Friday, July 7, 2017

Religious Connection between Indian Music and Indian Mind

Music has the power to cause emotions to stir up within us. These feelings are gripping – often irresistible - and seem to emerge from nowhere. These feelings color our moods, affect our perception and generate a behavioral pattern. A musician is an artist. Similar to fine art, a musician also recasts, rearranges and perceives with his mind’s eye and creates something that echoes with his heart content, and resonates with many others. So, what’s the relation between music and religions? Or is there any? In India religion is a life blood of almost every section of society; whether you agree or disagree, religion plays a significant part in the life of Indians.

Indian Classical Musical History & Religious Connection

Indian history from a technical point of view is quite vague because it is difficult look back beyond a certain period because Indian mythology gets woven into reality. Indian music (classical Hindustani and Carnatic music) is believed to have originated from the Vedas. If you study music, you will find the content of Indian classical music, both Carnatic and Hindustani have remained uniform in the last 15 centuries. 

In the 7th century, the Thevarams, one of the earliest forms of Carnatic music formed a part of temple music. The form is still a part of music, consisting of religious lyrics. In the ancient times, temples were the patrons of music along with king’s court. Temples were the centerpieces of cultural activity. Indian culture is deeply rooted in religion, and music was at that time part of worship. In ancient religion and philosophical texts, Vedas and Upanishads, music is an integral part of worship.

Modern Classical Music & Religious Significance

Over the times, Indian Classical music evolved from sacred to more mainstream, but the content remains intact. If we consider Western classical music, it was also originated in churches, but within a short period of time, it has transformed completely. Indian music keeps the integrity though got the natural evolution, religious content carries forward till date.

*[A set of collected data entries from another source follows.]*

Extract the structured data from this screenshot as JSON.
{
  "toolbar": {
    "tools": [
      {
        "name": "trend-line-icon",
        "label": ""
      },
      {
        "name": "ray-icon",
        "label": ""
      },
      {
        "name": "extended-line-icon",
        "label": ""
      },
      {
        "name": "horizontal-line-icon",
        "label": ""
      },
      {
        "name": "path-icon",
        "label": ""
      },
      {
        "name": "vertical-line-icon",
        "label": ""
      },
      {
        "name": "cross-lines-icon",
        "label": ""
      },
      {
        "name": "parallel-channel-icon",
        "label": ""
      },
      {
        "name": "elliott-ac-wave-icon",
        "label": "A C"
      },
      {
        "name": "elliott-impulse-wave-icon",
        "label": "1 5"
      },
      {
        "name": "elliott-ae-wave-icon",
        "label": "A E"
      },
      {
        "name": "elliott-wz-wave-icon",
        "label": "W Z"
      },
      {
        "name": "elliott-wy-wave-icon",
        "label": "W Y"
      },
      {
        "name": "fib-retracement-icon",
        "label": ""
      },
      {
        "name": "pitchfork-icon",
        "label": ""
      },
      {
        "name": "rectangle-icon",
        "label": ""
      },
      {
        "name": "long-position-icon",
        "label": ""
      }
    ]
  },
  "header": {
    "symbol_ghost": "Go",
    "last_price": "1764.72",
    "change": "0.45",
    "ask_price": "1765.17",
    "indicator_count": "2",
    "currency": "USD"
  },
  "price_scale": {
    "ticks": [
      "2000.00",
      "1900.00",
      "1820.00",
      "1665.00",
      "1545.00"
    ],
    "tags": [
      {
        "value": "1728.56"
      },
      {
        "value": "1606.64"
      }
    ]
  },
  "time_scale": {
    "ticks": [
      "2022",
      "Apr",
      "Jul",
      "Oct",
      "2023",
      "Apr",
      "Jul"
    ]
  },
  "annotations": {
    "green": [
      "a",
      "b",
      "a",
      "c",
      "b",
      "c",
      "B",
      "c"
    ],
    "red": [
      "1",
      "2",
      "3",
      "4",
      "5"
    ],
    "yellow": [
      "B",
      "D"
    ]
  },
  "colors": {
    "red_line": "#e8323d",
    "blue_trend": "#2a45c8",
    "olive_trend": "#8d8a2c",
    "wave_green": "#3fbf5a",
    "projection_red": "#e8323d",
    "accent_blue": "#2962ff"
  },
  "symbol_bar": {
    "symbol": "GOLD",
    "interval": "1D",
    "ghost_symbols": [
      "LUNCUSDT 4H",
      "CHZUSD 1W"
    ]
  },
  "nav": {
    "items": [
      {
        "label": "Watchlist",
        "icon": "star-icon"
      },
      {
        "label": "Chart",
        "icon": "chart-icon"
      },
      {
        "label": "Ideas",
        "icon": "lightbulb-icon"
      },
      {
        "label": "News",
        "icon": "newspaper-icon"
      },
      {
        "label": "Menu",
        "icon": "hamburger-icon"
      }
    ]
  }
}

Bhakti movement in 12th, 13th and 14th centuries really shifted the musical style to more mainstream and popularized with more simple style, and expressions. Bhajans encouraged congregational singing in the temples, and thus, was an effective community building exercise.

The growth and development of Indian classical music through centuries is a testimony to the greatness of Indian mind. The way the music has changed, evolved and at the same time retained its core, is an incredible feature.